Criminal organization based in Taiwan

The Four Seas Gang, or FSG (四海幫, or Si Hai Bang) is a triad society based in Taiwan and founded in May 1954. It includes mainland Chinese and their descendants who fled to Taiwan with the KMT. The Four Seas Gang has an estimated membership 10,000 in Taiwan. Its members have extended their influence to cities in the southern region of California. Its American constituents are a branch off of the original Taiwan society. There are also smaller factions that are merely street gangs, warring with other gangs of low notoriety.
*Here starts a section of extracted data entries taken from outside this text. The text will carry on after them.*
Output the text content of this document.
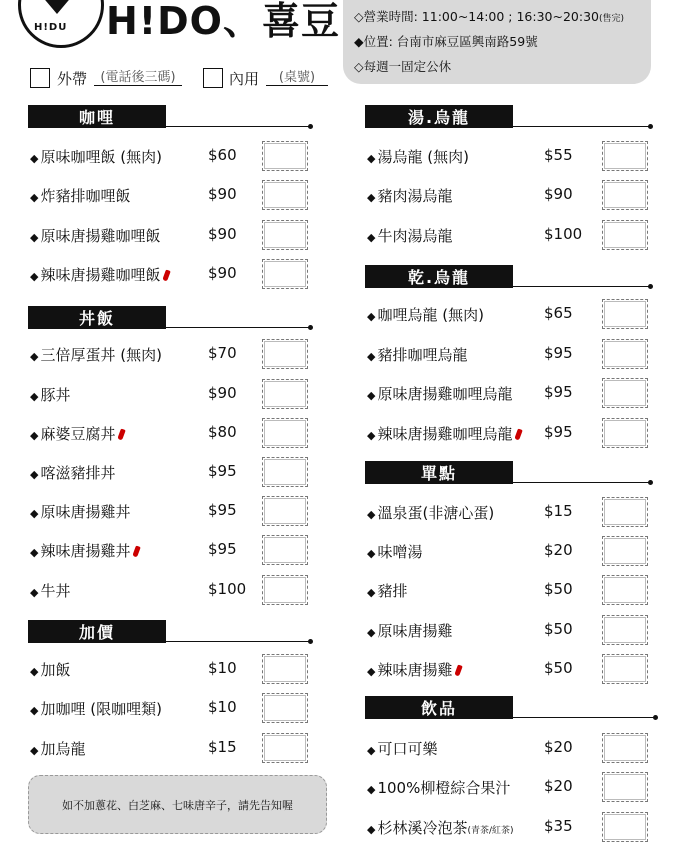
H!DU H!DO、喜豆 ◇營業時間: 11:00~14:00 ; 16:30~20:30(售完)
◆位置: 台南市麻豆區興南路59號
◇每週一固定公休
外帶	(電話後三碼)	內用	(桌號)
如不加蔥花、白芝麻、七味唐辛子，請先告知喔
咖哩
◆ 原味咖哩飯 (無肉)	$60
◆ 炸豬排咖哩飯	$90
◆ 原味唐揚雞咖哩飯	$90
◆ 辣味唐揚雞咖哩飯	$90
丼飯
◆ 三倍厚蛋丼 (無肉)	$70
◆ 豚丼	$90
◆ 麻婆豆腐丼	$80
◆ 喀滋豬排丼	$95
◆ 原味唐揚雞丼	$95
◆ 辣味唐揚雞丼	$95
◆ 牛丼	$100
加價
◆ 加飯	$10
◆ 加咖哩 (限咖哩類)	$10
◆ 加烏龍	$15
湯.烏龍
◆ 湯烏龍 (無肉)	$55
◆ 豬肉湯烏龍	$90
◆ 牛肉湯烏龍	$100
乾.烏龍
◆ 咖哩烏龍 (無肉)	$65
◆ 豬排咖哩烏龍	$95
◆ 原味唐揚雞咖哩烏龍 $95
◆ 辣味唐揚雞咖哩烏龍	$95
單點
◆ 溫泉蛋(非溏心蛋)	$15
◆ 味噌湯	$20
◆ 豬排	$50
◆ 原味唐揚雞	$50
◆ 辣味唐揚雞	$50
飲品
◆ 可口可樂	$20
◆ 100%柳橙綜合果汁 $20
◆ 杉林溪冷泡茶(青茶/紅茶) $35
Four Seas Gang is active in alien smuggling in Southern California. Their territories are mainly Los Angeles and Santa Ana California. They use the color grey for their individual clothing for the gang.

==Historical leadership==
===Boss (official and acting)===
- 1954-1962 — "Big Feng" Feng Chu-yu
- 1971-1986 — "Wei-Min" Liu Wei-min
- 1986?-1994? — "King Tsai" Tsai Kuan-lun
- 1990?-1994? — "Big Bao" Chen Yung-ho
- 1994?-1997 — "King Chao" Chao Ching-hua
  - Acting 1997-2000 — "Kuang-Nan" Yang Kuang-nan
- 2000-2008 — "Old Chia" Chia Jun-nien
- 2008-2010 — "Kid Chang" Chang Chien-ying
- 2010-2012 — "Young Kay" Yang Yu-pin
- 2012-2021 — "De-Yun" Yang Te-yun
- 2021-present — "Chun-Wei" Chang tsun-wei

==Organization==
Since the 1950s development, Four Seas Gang organization has 86 branches, members and partner relations up to 50,000 people.